In recent years, several enzootic viruses have been identified in wild great apes, some of which might cause clinical disease, such as EV and AdV. EV are among the most common human viruses, with high rates of subclinical infections (Palacios and Oberste 2005). Yet, they can be the cause of several, sometimes severe diseases and syndromes, such as acute hemorrhagic conjunctivitis, aseptic meningitis, acute flaccid paralysis, myopericarditis, hand-foot-and-mouth disease, and respiratory disease. Harvala et al. (2014) and Sadeuh-Mba et al. (2014) showed that EV are cocirculating in human and wild great ape populations; some are shared virus types and some genetically divergent EV variants. Unfortunately, studies investigating EV occurrence in wild great apes do not reveal information on the health status of the investigated animals; therefore, it is difficult to determine whether the pathogens had caused any illness. In captive settings, some human EV strains have been shown to cause RD in different nonhuman primates, including great apes (Kelly et al. 1977; Zhang et al. 2011; Nielsen et al. 2012). In our study, we found EV in both gorillas, and a human. The presence of an EV in the human population or wild great apes, respectively, is per se not surprising. However, the finding of the same virus in a human, and two years later in a gorilla group, is an indicator for yet another transmission, even if the directionality cannot be determined. Unlike HRSV, which is rather unstable in the environment, EV infection can occur, for instance, through contaminated water (Harvala et al. 2014). Thus a cocirculation in ape and human populations does not require the same physical proximity. The viruses found are unknown strains, which could be enzootic great ape strains or human EV strains unknown due to underreporting in the region. The fact that the shared EV was detected in the most symptomatic gorilla individuals could point toward its involvement as a causative agent.

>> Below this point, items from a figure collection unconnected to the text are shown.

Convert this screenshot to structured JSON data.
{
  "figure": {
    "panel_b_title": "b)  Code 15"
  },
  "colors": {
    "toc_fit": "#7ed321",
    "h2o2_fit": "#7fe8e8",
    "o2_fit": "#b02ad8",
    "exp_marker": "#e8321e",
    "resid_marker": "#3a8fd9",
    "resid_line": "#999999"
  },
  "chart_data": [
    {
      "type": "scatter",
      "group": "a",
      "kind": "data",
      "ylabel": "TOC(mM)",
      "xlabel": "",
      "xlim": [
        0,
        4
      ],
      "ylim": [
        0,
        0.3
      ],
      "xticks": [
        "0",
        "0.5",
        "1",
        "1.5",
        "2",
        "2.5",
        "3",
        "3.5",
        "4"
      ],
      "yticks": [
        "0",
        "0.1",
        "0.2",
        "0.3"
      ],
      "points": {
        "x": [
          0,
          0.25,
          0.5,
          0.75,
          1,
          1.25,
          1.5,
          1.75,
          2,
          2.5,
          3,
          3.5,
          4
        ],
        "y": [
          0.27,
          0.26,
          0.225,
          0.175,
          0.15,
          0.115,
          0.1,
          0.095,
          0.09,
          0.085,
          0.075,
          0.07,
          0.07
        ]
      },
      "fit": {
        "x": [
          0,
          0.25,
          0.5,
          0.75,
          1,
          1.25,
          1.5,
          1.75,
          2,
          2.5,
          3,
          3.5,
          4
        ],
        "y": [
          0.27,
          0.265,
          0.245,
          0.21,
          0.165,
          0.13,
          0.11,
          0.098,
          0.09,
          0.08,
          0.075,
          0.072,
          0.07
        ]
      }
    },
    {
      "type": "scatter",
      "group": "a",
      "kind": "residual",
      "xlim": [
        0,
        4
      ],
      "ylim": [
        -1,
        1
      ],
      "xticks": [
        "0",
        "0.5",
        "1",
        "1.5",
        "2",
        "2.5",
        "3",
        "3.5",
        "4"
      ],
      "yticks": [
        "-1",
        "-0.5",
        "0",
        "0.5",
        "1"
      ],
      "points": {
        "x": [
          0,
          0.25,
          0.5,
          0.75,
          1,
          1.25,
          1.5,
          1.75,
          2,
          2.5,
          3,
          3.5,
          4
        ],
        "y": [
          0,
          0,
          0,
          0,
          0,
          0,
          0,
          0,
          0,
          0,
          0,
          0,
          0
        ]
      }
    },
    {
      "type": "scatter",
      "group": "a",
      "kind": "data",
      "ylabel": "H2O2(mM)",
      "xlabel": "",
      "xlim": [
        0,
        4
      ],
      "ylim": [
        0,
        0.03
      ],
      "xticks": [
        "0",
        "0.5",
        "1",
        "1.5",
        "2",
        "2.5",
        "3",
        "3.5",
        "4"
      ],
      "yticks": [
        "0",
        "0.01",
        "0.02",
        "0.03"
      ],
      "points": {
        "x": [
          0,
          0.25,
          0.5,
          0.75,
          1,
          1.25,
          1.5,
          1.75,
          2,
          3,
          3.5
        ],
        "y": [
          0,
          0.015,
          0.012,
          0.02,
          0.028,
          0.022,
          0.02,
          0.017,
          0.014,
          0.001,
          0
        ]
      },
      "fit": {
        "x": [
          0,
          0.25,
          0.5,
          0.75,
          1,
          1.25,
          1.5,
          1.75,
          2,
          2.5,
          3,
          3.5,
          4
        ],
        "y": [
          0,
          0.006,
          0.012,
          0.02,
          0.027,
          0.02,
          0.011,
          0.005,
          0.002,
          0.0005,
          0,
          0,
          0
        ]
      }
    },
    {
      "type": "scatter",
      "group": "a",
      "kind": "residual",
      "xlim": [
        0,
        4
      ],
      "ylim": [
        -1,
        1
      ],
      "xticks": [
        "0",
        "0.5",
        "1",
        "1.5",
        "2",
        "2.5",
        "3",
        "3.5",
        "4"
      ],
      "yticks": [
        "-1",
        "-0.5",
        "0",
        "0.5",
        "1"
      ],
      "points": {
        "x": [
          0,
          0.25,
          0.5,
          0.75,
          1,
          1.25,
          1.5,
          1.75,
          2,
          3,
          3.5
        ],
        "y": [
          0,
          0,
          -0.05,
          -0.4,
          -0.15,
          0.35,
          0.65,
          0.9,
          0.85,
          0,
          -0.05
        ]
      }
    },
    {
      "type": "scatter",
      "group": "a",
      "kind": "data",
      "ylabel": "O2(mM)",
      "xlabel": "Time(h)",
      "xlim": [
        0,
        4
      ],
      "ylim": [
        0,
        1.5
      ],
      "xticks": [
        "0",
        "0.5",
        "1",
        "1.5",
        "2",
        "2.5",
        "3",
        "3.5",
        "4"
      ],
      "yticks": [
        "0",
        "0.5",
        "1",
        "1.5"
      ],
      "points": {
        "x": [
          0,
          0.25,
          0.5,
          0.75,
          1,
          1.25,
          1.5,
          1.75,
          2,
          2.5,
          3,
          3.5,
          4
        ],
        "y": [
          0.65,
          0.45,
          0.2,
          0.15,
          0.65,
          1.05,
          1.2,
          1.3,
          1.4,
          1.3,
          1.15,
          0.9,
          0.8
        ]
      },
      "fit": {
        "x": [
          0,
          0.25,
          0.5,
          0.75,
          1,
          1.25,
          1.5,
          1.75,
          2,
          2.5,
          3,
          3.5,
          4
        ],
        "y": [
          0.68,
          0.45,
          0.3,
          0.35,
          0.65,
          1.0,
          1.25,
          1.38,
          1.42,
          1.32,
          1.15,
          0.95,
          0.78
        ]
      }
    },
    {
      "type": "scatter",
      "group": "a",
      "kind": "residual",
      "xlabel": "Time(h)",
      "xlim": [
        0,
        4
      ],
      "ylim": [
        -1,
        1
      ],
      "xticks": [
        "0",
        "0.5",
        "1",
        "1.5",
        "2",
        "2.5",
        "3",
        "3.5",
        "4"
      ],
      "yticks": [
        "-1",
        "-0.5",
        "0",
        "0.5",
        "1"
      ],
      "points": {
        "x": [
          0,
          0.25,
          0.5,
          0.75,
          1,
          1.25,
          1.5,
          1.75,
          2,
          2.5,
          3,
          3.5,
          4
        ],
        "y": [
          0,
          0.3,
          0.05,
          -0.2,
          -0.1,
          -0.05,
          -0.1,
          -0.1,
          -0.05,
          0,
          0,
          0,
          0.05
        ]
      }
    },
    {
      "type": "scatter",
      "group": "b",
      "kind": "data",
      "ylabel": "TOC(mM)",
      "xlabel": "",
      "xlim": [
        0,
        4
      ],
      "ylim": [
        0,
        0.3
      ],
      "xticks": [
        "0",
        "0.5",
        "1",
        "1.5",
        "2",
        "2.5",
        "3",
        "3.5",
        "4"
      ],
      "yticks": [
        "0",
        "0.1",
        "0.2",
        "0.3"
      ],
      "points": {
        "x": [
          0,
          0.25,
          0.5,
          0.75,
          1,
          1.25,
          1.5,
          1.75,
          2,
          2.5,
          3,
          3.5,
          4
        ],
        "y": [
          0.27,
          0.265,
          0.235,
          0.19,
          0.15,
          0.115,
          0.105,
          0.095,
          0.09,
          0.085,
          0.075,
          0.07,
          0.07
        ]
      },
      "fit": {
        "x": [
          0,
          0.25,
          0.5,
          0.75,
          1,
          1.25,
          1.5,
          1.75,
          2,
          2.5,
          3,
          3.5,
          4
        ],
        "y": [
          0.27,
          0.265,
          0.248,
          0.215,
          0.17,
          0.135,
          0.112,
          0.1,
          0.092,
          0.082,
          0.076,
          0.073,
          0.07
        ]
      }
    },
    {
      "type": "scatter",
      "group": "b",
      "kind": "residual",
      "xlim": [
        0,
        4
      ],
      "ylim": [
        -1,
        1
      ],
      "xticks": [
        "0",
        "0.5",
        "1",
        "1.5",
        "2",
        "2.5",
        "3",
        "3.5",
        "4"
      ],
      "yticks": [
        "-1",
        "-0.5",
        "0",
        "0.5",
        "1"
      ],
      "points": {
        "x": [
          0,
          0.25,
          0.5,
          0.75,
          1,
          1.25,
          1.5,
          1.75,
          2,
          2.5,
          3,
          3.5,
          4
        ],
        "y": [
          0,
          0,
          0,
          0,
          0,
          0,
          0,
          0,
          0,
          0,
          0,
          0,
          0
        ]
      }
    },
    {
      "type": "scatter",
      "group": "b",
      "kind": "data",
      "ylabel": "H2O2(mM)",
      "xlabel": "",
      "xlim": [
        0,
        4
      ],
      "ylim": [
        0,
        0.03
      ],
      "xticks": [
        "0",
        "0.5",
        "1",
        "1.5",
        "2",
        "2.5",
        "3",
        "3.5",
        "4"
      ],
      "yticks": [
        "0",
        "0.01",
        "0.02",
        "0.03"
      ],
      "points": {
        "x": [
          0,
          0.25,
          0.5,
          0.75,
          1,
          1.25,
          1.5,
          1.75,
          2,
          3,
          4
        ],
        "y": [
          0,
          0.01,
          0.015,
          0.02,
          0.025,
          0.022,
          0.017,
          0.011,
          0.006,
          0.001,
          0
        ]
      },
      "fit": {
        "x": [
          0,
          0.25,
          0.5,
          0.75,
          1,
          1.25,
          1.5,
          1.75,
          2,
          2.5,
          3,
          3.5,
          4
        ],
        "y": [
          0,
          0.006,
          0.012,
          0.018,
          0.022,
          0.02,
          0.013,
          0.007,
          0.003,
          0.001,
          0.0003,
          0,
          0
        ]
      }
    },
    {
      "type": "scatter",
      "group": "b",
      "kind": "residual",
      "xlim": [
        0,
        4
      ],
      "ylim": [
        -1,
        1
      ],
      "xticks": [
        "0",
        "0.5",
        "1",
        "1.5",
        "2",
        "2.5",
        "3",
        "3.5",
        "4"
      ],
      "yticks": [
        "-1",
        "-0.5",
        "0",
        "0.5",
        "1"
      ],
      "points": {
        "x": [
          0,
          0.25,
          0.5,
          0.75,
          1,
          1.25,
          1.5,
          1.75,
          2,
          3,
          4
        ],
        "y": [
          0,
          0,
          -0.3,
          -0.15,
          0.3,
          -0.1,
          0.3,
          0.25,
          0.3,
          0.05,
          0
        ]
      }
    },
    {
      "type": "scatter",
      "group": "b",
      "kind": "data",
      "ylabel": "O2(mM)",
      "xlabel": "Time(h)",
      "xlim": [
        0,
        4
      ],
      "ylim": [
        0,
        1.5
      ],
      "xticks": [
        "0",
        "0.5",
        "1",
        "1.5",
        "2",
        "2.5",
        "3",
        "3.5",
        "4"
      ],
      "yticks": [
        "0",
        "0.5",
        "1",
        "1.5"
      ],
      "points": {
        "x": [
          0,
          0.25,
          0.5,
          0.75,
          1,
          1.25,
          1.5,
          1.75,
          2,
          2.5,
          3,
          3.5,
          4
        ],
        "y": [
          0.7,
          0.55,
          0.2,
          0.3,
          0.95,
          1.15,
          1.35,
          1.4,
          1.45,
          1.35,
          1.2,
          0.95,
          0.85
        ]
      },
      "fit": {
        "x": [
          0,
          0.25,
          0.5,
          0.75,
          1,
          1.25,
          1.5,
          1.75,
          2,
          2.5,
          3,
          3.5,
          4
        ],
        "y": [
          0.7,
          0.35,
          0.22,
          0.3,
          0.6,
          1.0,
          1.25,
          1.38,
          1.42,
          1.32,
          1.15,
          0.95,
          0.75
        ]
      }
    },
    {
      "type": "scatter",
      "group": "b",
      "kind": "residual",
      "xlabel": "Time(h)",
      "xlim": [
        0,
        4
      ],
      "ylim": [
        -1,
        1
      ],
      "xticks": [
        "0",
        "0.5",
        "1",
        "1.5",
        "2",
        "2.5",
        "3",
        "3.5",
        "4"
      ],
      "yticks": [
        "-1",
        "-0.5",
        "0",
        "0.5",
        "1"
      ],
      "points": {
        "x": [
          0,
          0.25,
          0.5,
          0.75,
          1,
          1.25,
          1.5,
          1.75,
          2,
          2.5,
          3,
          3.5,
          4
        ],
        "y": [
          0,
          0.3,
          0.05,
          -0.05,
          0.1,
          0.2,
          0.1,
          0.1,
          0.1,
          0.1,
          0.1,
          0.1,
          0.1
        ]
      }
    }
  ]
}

In conclusion, our study adds to the growing body of evidence substantiating the early concerns expressed by Woodford et al. (2002). It further demonstrates that onsite real-time health monitoring offers excellent potential to untangle the causes of RD in habituated great apes. Once more, it pinpoints the involvement of human respiratory pathogens as likely causative agents.

Despite the risk of disease transmission that human presence in great ape habitat poses to the animals, research and tourism sites have also been demonstrated to have protective effects (Pusey et al. 2007; Köndgen et al. 2008; Campbell et al. 2011). To minimize the negative effects of human presence, disease surveillance and development of effective prevention strategies are crucial for the conservation of these endangered species.